Underneath all of this is the thing that should drive your very first hires: values and principles. When you choose your first people, partners or employees, make sure they share your values and principles, or ones similar enough that you can relate to them, understand them, and trust that they will lead to constructive decisions for the collaboration and the business. Sometimes we do not even know our own values, especially at the start. We know we want to build something, but we have never put our values on paper. Occasionally someone outside helps us see them, family, a partner, a parent, or they surface in conversation. But it is nearly critical to check for shared or relatable values in the partnerships you form.
And here is the honest warning. Sometimes we are not actually looking for values. Sometimes we are looking for justifications of childhood traumas, reflected onto our partners, onto the choices we make about collaborators. It is worth being aware of that, and maybe stopping it before it happens, if we decide that would serve the business better. The self we hire from is not always the self that makes the best decisions.
One more distinction worth holding, because it saves you from a common hiring mistake: aggression toward learning versus resistance to it. You will meet people stuck on old ways of working, complaining that a task takes long when you know it could be fast, and the temptation is to conclude they lack the knowledge. But knowledge is not the deciding factor. The deciding factor is whether their principles of operation push them to go learn the new way when they hit its edge. Two people can be equally ignorant of a new tool. One says teach me, the other says it worked fine the old way. The first has a thinking algorithm you can build on. The second has one that will fight you at every technological turn, and there will be many turns, because the market never stops moving.
You can try to force the second type with pressure, do this or you are gone, and sometimes pressure does shift the underlying principles. But leading a company by force is exhausting and fragile, and I would rather select for the disposition up front than spend my life supplying it. Which is the whole argument in one line: it is far easier to hire the person whose principles already point toward learning than to install those principles in someone whose point away from it. You are not in the business of remaking adults. You are in the business of choosing the ones already built to grow.

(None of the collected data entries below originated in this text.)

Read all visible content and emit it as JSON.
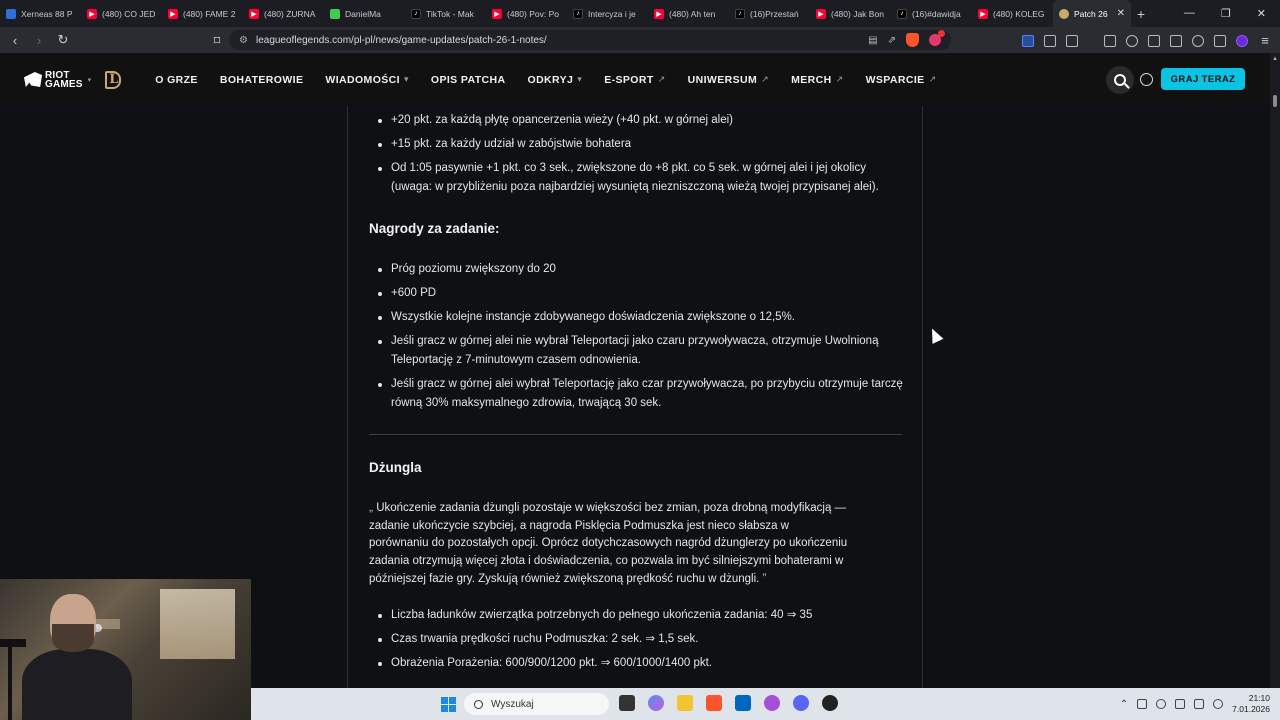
{
  "browser": {
    "tabs": [
      {
        "label": "Xerneas 88 P",
        "icon": "pokemon-icon",
        "kind": "pk"
      },
      {
        "label": "(480) CO JED",
        "icon": "youtube-icon",
        "kind": "yt"
      },
      {
        "label": "(480) FAME 2",
        "icon": "youtube-icon",
        "kind": "yt"
      },
      {
        "label": "(480) ŻURNA",
        "icon": "youtube-icon",
        "kind": "yt"
      },
      {
        "label": "DanielMa",
        "icon": "kick-icon",
        "kind": "gr"
      },
      {
        "label": "TikTok - Mak",
        "icon": "tiktok-icon",
        "kind": "tt"
      },
      {
        "label": "(480) Pov: Po",
        "icon": "youtube-icon",
        "kind": "yt"
      },
      {
        "label": "Intercyza i je",
        "icon": "tiktok-icon",
        "kind": "tt"
      },
      {
        "label": "(480) Ah ten",
        "icon": "youtube-icon",
        "kind": "yt"
      },
      {
        "label": "(16)Przestań",
        "icon": "tiktok-icon",
        "kind": "tt"
      },
      {
        "label": "(480) Jak Bon",
        "icon": "youtube-icon",
        "kind": "yt"
      },
      {
        "label": "(16)#dawidja",
        "icon": "tiktok-icon",
        "kind": "tt"
      },
      {
        "label": "(480) KOLEG",
        "icon": "youtube-icon",
        "kind": "yt"
      },
      {
        "label": "Patch 26",
        "icon": "league-icon",
        "kind": "lol",
        "active": true
      }
    ],
    "url": "leagueoflegends.com/pl-pl/news/game-updates/patch-26-1-notes/"
  },
  "site": {
    "brand_line1": "RIOT",
    "brand_line2": "GAMES",
    "nav": [
      {
        "label": "O GRZE",
        "suffix": ""
      },
      {
        "label": "BOHATEROWIE",
        "suffix": ""
      },
      {
        "label": "WIADOMOŚCI",
        "suffix": "▾"
      },
      {
        "label": "OPIS PATCHA",
        "suffix": ""
      },
      {
        "label": "ODKRYJ",
        "suffix": "▾"
      },
      {
        "label": "E-SPORT",
        "suffix": "↗"
      },
      {
        "label": "UNIWERSUM",
        "suffix": "↗"
      },
      {
        "label": "MERCH",
        "suffix": "↗"
      },
      {
        "label": "WSPARCIE",
        "suffix": "↗"
      }
    ],
    "play_label": "GRAJ TERAZ"
  },
  "article": {
    "list1": [
      "+20 pkt. za każdą płytę opancerzenia wieży (+40 pkt. w górnej alei)",
      "+15 pkt. za każdy udział w zabójstwie bohatera",
      "Od 1:05 pasywnie +1 pkt. co 3 sek., zwiększone do +8 pkt. co 5 sek. w górnej alei i jej okolicy (uwaga: w przybliżeniu poza najbardziej wysuniętą niezniszczoną wieżą twojej przypisanej alei)."
    ],
    "heading1": "Nagrody za zadanie:",
    "list2": [
      "Próg poziomu zwiększony do 20",
      "+600 PD",
      "Wszystkie kolejne instancje zdobywanego doświadczenia zwiększone o 12,5%.",
      "Jeśli gracz w górnej alei nie wybrał Teleportacji jako czaru przywoływacza, otrzymuje Uwolnioną Teleportację z 7-minutowym czasem odnowienia.",
      "Jeśli gracz w górnej alei wybrał Teleportację jako czar przywoływacza, po przybyciu otrzymuje tarczę równą 30% maksymalnego zdrowia, trwającą 30 sek."
    ],
    "heading2": "Dżungla",
    "quote": "Ukończenie zadania dżungli pozostaje w większości bez zmian, poza drobną modyfikacją — zadanie ukończycie szybciej, a nagroda Pisklęcia Podmuszka jest nieco słabsza w porównaniu do pozostałych opcji. Oprócz dotychczasowych nagród dżunglerzy po ukończeniu zadania otrzymują więcej złota i doświadczenia, co pozwala im być silniejszymi bohaterami w późniejszej fazie gry. Zyskują również zwiększoną prędkość ruchu w dżungli.",
    "quote_open": "„",
    "quote_close": "”",
    "list3": [
      "Liczba ładunków zwierzątka potrzebnych do pełnego ukończenia zadania: 40 ⇒ 35",
      "Czas trwania prędkości ruchu Podmuszka: 2 sek. ⇒ 1,5 sek.",
      "Obrażenia Porażenia: 600/900/1200 pkt. ⇒ 600/1000/1400 pkt."
    ]
  },
  "taskbar": {
    "search_placeholder": "Wyszukaj",
    "time": "21:10",
    "date": "7.01.2026"
  }
}
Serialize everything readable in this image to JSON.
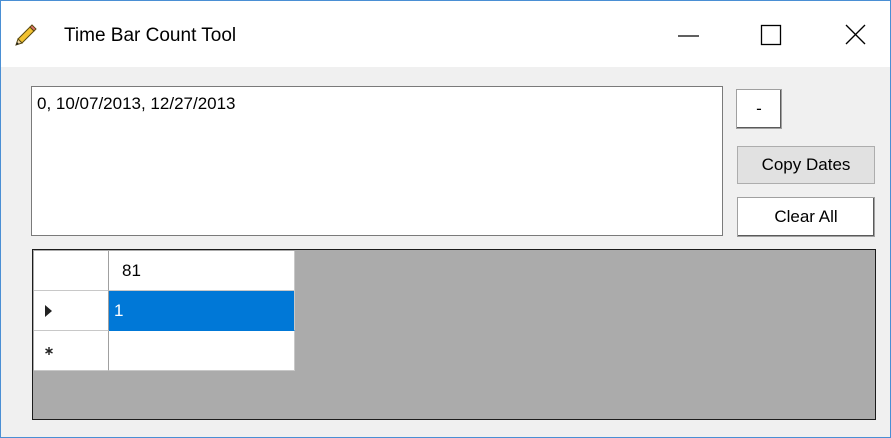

So when you build a team, look past the résumé. Hire for the thinking algorithm, the way a person decides under uncertainty, because that is what you are actually paying for. Prize expertise, which is rare and slow, but do not confuse it with mere experience, which is fast and common. Keep the team small at the start, and accept that its members, and even you, will move through cycles, learn what they came to learn, and sometimes have to be changed out with fairness and respect. And build the whole thing on shared values, while staying honest about whether you are choosing for values or for old wounds. The company is a machine made of decisions. Hire the people who make good ones.